Wednesday 18 October 2017

How 'Grexit' will benefit our economy

Regardless of the result of today's general election it is now clear that Greece is on its way out of the euro, possibly within a few weeks. While a Greek departure/expulsion from the eurozone will cause huge turmoil, "Grexit" will almost certainly be to this country's advantage.

Even if the conservative pro-bailout New Democracy Party manages to squeeze out a victory, it is clear that the Greek consensus supporting troika-dictated austerity has evaporated. A pro-bailout government might limp along for a few weeks or months but the final result, a return of the drachma, is no longer in any doubt.

So what does all of this mean for Ireland? In the very short term, further eurozone turmoil will make matters even worse for this country. However, beyond the short term, the outlook is considerably less bleak.

Following a Greek exit from the euro, one of two things is likely to happen. The first is that it will frighten the life out of the eurozone's core, basically Germany. It then agrees to the measures, including direct European recapitalisation of banks, quantitive easing and allowing the ECB to act as a lender of last resort.

Letting the ECB act like a real central bank and European recapitalisation of banks would be very good news for Ireland, whose national debt has been artificially swollen by the €63bn we have pumped into the Irish-owned banks.

Far more likely is that, once the taboo on countries leaving the euro has been broken, other countries will also either be forced out or asked to leave. Contrary to what one might think, our departure, whether forced or voluntary, from the single currency could be very good news indeed for Ireland.
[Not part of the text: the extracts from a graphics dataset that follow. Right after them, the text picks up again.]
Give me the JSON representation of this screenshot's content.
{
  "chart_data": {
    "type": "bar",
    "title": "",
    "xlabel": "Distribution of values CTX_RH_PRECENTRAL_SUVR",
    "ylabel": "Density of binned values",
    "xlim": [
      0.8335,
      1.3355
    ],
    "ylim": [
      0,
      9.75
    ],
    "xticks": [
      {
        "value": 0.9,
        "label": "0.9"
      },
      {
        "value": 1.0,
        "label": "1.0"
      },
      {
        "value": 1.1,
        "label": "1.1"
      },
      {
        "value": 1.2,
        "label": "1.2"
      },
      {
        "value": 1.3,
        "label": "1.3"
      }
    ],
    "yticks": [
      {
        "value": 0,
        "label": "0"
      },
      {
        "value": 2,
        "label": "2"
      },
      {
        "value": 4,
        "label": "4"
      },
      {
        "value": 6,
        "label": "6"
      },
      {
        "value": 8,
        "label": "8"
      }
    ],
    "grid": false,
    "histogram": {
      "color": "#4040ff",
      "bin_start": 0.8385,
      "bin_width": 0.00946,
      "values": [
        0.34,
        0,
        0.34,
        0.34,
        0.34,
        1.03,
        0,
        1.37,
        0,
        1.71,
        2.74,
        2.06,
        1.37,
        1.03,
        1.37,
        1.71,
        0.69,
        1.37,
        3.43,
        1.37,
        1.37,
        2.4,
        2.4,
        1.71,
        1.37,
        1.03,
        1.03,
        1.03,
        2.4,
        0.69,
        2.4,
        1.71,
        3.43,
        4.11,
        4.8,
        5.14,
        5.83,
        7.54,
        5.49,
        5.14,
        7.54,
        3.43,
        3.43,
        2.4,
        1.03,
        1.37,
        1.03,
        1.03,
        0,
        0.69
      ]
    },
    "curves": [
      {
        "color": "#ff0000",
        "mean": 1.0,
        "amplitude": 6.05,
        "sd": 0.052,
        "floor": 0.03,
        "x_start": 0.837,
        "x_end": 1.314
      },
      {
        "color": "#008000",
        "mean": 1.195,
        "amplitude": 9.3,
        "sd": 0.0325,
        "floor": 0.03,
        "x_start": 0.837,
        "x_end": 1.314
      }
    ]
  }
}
With our main export sectors, both indigenous and multinational, already regaining their competitiveness, an Irish departure from the euro and the cheaper domestic currency this would entail could be just the tonic required to restore growth to the domestic economy.

A cheaper Irish currency would also facilitate an across-the-board write-down of private sector debt, including mortgages. This would ease the pressure on both the banks and borrowers.